Arab cold war turns hot
In 1965
the distinguished academic Malcolm Kerr (born, raised and assassinated in
Beirut) published a short classic study titled The Arab Cold War: Gamal Abd
al-Nasir and His Rivals where he analyzed the state of inter-Arab relations in
the late 1950’s and early 1960’s , particularly the interplay of
political/ideological rivalries for the leadership of the Arab world between
the camp of “progressive” Arab nationalists led by Egypt and the camp of
conservative Arab monarchies led by Saudi Arabia and the personalities
dominating that period, particularly that of president Nasser of Egypt. In
subsequent editions Kerr carried the saga until Nasser’s death in 1970. This
Arab cold war was a subtext of the wider cold war between the United States and
the Soviet Union.
In this
Arab cold war the competition was among states and it was waged on the
political/ideological plain and was not based on sectarian or religious basis.

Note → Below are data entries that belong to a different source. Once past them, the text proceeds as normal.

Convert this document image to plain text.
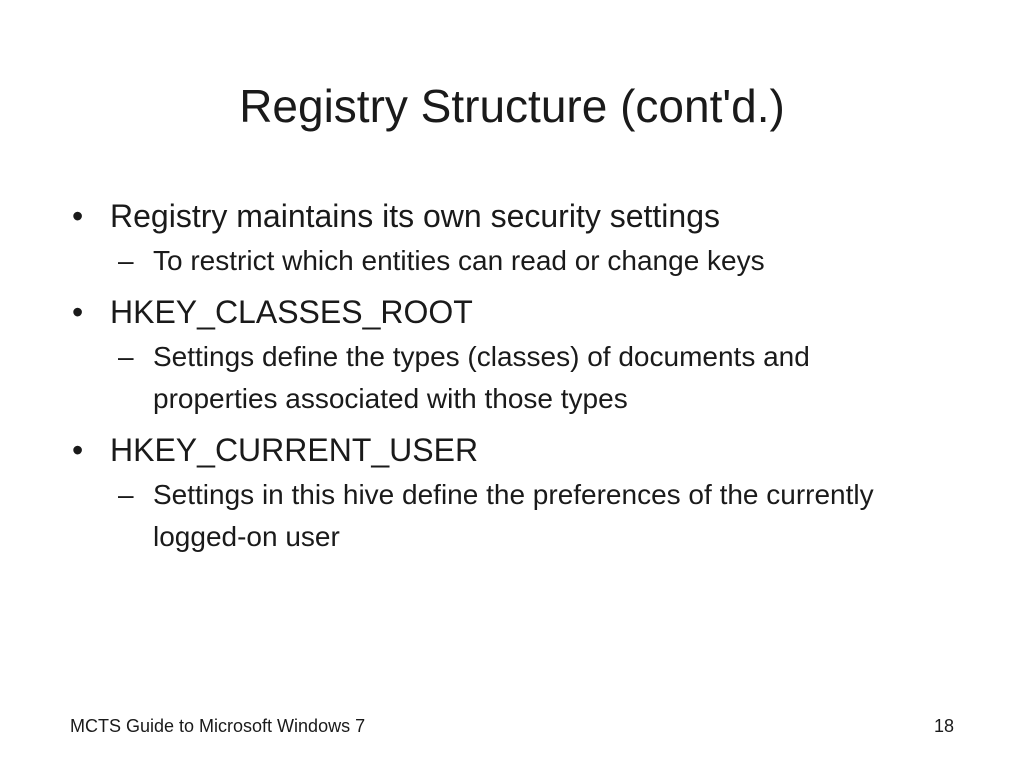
Registry Structure (cont'd.)
• Registry maintains its own security settings
– To restrict which entities can read or change keys
• HKEY_CLASSES_ROOT
– Settings define the types (classes) of documents and properties associated with those types
• HKEY_CURRENT_USER
– Settings in this hive define the preferences of the currently logged-on user
MCTS Guide to Microsoft Windows 7	18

Yet, there was a military dimension to this war where the competitors opted to
fight each other by proxy in the limited hot conflicts that occurred in
Lebanon, Jordan and particularly Yemen. The role of the major non-Arab regional
players; Iran, Turkey and Israel in the Arab cold war was very limited. In the
current bloody Arab civil war we see a more assertive Turkey and Iran competing
vociferously to shape the future of Iraq, Syria, Lebanon and even Egypt. There
is a harsh geo-political reality that drives many Arabs into a state of denial:
Eastern Arabs live in the shadow of their non-Arab neighbors.
In the
various theaters of the Arab civil war of today, we see some Arab states in
addition to Iran, Turkey (and occasionally Israel), along with radical
Islamists, providing arms, material and men, and playing an active role in the
Syrian and Iraqi conflicts which have morphed recently into one civil war
fought on a wider front including Lebanon. What makes this civil war especially
dangerous and likely to rage for a long time, is the fact that it began in the
wake of the Arab uprisings and after a tremendous and popular mobilization that
did not exist before. In this new environment, populism, which is always
worrisome, became more deadly when it was infected with the raw and primitive
strain of sectarianism that almost demolished the political boundaries of the
supposed sovereign states of Iraq, Syria and Lebanon.
The new
Arab civil war has pushed the Arabs on the trail of a long journey into the
night, where there is no dawn in sight. Some see this as the inevitable birth
pangs of a new political order characteristics of transitional periods. There
is no doubt that the best description of the complexities and pains of
transitional periods was the one given by the brilliant Italian Marxist
philosopher Antonio Gramsci: “The crisis consists precisely in the fact that
the old is dying and the new cannot be born; in this interregnum, a great
variety of morbid symptoms appear.” Morbid indeed.